Friday, August 12, 2011

In Memory of W. B. Yeats

He disappeared in the dead of winter:
The brooks were frozen, the airports almost deserted,
And snow disfigured the public statues;
The mercury sank in the mouth of the dying day.
What instruments we have agree
The day of his death was a dark cold day.

Far from his illness
The wolves ran on through the evergreen forests,
The peasant river was untempted by the fashionable quays;
By mourning tongues
The death of the poet was kept from his poems.

But for him it was his last afternoon as himself,
An afternoon of nurses and rumours;
The provinces of his body revolted,
The squares of his mind were empty,
Silence invaded the suburbs,
The current of his feeling failed; he became his admirers.

Now he is scattered among a hundred cities
And wholly given over to unfamiliar affections,
To find his happiness in another kind of wood
And be punished under a foreign code of conscience.
The words of a dead man
Are modified in the guts of the living.

But in the importance and noise of to-morrow
When the brokers are roaring like beasts on the floor of the Bourse,
And the poor have the sufferings to which they are fairly accustomed,
And each in the cell of himself is almost convinced of his freedom,
A few thousand will think of this day
As one thinks of a day when one did something slightly unusual.
What instruments we have agree
The day of his death was a dark cold day.

II

You were silly like us; your gift survived it all:
The parish of rich women, physical decay,
Yourself. Mad Ireland hurt you into poetry.
Now Ireland has her madness and her weather still,
For poetry makes nothing happen: it survives
In the valley of its making where executives
Would never want to tamper, flows on south
From ranches of isolation and the busy griefs,
Raw towns that we believe and die in; it survives,
A way of happening, a mouth.

Earth, receive an honoured guest:
William Yeats is laid to rest.
Let the Irish vessel lie
Emptied of its poetry.
In the nightmare of the dark
All the dogs of Europe bark,
And the living nations wait,
Each sequestered in its hate;
Intellectual disgrace
Stares from every human face,
And the seas of pity lie
Locked and frozen in each eye.
Follow, poet, follow right
To the bottom of the night,
With your unconstraining voice
Still persuade us to rejoice;
With the farming of a verse
Make a vineyard of the curse,
Sing of human unsuccess
In a rapture of distress;
In the deserts of the heart
Let the healing fountain start,
In the prison of his days
Teach the free man how to praise.

W.H. Auden

9 comments:

marg said...

Brilliant poem.
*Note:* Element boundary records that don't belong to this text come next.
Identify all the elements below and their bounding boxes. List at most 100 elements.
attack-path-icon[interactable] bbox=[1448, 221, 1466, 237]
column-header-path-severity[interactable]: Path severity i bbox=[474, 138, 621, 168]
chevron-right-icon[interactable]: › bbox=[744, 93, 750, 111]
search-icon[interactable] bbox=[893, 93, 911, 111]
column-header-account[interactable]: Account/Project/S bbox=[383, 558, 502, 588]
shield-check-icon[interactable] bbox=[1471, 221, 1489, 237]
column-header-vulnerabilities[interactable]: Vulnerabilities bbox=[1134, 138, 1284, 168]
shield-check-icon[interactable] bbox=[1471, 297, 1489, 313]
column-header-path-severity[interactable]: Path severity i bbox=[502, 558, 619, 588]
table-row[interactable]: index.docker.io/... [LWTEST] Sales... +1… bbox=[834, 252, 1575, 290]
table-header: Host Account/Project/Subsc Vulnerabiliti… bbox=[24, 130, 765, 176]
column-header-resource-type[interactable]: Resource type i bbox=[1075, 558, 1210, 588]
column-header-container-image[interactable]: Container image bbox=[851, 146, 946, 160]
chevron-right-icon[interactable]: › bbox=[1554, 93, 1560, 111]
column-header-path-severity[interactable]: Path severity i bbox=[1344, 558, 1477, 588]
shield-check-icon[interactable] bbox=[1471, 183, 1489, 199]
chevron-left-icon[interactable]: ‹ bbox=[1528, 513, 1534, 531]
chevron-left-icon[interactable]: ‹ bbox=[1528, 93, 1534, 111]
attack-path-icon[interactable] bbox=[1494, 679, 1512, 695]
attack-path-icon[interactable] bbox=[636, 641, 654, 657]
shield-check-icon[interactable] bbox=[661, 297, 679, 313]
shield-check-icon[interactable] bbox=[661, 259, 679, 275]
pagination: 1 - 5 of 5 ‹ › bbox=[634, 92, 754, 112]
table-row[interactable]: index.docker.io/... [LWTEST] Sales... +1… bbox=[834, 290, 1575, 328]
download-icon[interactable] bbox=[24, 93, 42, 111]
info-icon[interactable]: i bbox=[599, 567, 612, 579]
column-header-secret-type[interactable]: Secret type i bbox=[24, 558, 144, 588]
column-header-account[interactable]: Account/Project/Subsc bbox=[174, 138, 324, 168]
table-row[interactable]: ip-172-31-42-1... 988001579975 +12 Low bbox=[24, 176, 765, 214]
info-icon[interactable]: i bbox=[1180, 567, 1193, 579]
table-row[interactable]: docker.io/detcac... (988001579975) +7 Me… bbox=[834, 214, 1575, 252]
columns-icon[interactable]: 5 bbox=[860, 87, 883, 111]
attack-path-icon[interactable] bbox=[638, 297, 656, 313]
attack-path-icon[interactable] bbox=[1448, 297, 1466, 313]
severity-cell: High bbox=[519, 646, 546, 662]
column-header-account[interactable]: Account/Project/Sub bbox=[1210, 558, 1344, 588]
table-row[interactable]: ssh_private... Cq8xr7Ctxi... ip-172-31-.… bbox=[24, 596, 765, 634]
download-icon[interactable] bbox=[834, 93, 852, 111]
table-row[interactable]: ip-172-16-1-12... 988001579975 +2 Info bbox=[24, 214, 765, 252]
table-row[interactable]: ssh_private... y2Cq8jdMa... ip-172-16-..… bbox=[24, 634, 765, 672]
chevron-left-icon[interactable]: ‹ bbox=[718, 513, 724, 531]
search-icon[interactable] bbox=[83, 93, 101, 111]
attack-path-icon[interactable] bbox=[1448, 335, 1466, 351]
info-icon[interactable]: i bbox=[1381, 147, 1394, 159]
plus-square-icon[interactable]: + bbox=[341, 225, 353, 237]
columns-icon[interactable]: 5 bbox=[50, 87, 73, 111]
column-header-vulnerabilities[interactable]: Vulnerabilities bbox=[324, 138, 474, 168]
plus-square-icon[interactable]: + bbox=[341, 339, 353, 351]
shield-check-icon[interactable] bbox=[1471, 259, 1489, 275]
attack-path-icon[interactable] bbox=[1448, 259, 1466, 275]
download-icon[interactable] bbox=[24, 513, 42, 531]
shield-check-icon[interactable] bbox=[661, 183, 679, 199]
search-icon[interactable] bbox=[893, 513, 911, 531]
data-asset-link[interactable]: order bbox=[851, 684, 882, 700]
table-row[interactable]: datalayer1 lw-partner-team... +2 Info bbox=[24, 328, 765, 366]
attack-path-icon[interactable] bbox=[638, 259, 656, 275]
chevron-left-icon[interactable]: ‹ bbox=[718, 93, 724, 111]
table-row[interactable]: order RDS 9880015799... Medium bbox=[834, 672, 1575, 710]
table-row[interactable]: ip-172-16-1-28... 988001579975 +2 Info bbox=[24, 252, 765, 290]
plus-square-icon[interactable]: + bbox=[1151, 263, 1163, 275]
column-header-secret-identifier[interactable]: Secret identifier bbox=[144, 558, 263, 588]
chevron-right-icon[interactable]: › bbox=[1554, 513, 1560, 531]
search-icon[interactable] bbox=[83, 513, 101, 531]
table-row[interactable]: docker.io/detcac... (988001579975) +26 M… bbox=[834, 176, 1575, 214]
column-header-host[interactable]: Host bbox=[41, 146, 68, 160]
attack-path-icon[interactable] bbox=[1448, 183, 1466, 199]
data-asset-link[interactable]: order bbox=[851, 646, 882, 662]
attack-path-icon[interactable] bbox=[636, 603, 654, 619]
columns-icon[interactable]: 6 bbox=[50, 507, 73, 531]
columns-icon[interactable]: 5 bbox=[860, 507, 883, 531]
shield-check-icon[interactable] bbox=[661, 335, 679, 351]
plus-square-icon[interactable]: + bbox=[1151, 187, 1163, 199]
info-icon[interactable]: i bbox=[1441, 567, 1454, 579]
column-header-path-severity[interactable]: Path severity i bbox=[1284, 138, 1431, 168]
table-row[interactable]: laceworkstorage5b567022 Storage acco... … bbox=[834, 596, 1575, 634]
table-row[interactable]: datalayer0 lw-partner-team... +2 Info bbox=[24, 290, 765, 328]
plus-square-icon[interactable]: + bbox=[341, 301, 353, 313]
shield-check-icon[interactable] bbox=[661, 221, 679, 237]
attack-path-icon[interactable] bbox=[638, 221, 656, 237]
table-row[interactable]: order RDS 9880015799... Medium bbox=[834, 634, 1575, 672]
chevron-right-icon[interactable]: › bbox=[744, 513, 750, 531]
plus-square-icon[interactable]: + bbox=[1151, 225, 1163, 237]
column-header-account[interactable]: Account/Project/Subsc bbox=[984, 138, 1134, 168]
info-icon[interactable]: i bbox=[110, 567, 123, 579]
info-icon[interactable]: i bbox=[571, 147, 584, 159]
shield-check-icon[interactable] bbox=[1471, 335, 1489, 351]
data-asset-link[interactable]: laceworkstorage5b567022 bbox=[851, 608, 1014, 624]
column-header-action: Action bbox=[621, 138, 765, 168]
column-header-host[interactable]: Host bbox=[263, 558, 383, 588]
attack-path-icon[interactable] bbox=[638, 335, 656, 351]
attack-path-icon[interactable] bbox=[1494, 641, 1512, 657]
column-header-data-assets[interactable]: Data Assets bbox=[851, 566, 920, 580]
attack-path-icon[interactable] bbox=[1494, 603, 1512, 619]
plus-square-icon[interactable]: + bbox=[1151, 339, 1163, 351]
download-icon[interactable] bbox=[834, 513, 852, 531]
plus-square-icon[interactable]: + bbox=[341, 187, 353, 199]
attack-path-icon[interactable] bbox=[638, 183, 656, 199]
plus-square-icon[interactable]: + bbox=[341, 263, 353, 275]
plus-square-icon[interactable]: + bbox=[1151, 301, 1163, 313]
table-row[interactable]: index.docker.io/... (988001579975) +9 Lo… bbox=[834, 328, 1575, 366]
You don't mention that it was written by Auden.

Anonymous said...

I don't know if you have heard WH Auden reading it himself. Always interesting to hear the cadences intended by the poet. Interestingly the spoken version is slightly different - I know he amended it but don't know which is the latter version.

In Memory of WB Yeats

tgolm

LottieP said...

Over 25 years ago, a group of us recited it for a school assembly. My part was from "Now he is scattered..." to "the guts of the living". I've never forgotten them. My friend Jamie read the last stanza and I always hear his voice when I read it.

Thanks Marg, I have added the correct attribution! It was written in 1939.
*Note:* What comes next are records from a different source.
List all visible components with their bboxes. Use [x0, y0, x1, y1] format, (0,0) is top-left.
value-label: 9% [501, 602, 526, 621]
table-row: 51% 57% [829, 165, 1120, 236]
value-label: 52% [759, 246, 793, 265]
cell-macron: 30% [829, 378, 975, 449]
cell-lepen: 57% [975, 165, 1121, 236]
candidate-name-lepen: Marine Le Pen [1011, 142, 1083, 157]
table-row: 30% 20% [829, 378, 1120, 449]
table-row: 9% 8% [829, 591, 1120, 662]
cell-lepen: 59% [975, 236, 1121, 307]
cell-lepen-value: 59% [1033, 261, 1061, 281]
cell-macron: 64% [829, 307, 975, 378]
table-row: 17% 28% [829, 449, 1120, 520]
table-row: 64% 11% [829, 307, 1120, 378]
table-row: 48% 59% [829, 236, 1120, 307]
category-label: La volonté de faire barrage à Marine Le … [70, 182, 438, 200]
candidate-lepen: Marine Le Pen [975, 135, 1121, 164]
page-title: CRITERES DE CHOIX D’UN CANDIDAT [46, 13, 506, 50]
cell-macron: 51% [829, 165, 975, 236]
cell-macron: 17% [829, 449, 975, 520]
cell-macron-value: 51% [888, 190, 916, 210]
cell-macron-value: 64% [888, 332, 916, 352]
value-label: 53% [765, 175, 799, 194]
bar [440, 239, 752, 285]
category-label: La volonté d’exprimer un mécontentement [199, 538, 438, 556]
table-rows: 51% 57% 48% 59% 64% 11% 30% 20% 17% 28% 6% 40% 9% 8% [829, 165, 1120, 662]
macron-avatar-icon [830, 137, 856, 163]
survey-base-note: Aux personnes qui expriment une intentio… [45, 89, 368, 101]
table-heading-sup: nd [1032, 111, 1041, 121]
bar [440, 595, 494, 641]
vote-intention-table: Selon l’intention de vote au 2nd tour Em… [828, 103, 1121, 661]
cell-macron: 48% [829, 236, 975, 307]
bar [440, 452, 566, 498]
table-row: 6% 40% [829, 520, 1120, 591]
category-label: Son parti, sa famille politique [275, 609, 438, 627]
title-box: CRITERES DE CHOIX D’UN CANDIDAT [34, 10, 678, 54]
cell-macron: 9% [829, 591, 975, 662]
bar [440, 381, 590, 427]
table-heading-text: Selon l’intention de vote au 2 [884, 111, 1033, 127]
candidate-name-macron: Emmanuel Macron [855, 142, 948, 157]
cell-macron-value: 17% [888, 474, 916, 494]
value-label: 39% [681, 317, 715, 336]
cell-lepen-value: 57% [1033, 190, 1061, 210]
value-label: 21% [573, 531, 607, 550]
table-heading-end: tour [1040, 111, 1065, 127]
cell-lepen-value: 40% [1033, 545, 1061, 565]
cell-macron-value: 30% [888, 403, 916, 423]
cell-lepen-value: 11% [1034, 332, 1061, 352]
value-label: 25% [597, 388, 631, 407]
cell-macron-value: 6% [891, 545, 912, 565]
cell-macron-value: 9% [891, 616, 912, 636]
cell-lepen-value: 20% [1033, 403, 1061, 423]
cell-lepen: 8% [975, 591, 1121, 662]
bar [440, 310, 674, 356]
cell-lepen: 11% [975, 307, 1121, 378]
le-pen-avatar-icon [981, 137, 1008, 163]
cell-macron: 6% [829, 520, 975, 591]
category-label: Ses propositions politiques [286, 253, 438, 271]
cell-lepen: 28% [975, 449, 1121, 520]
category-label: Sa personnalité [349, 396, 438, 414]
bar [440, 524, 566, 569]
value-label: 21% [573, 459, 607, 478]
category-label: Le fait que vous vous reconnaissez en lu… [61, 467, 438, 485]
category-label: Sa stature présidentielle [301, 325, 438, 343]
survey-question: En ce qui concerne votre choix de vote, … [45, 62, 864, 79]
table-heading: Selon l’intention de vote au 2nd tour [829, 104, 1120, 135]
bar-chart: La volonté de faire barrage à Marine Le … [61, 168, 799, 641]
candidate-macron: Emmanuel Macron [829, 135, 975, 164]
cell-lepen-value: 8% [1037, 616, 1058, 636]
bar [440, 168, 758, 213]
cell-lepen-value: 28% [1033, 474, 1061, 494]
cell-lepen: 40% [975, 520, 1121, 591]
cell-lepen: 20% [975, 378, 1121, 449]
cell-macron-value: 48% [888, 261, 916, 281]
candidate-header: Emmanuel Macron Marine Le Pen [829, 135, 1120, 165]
I'm never sure about hearing the poet read the work, tgolm. Wow! He has quite an accent.

LottieP said...

We read the lines "Time that is intolerant..." which are missing from the version here but appear in the reading you link to.

Anonymous said...

he probably added the "indifferent in a week" bit after some "boyfriend trouble".

Good Documentary here on him:

http://www.youtube.com/watch?v=pAsmDSpjWIM&feature=mfu_in_order&list=UL

tgmolm

LottieP said...

Thanks for the link. Strangely moving, especially the music. I'll ask my mum if she knows who it is.

Anonymous said...

it was mentioned in one of the comments below

Max Richter - 'Vladimir's Blues' from The Blue Notebooks.

http://www.youtube.com/watch?v=6TqV986mOm8

LottieP said...

Thank you for the link. It sent me on an internet odyssey eneding with this.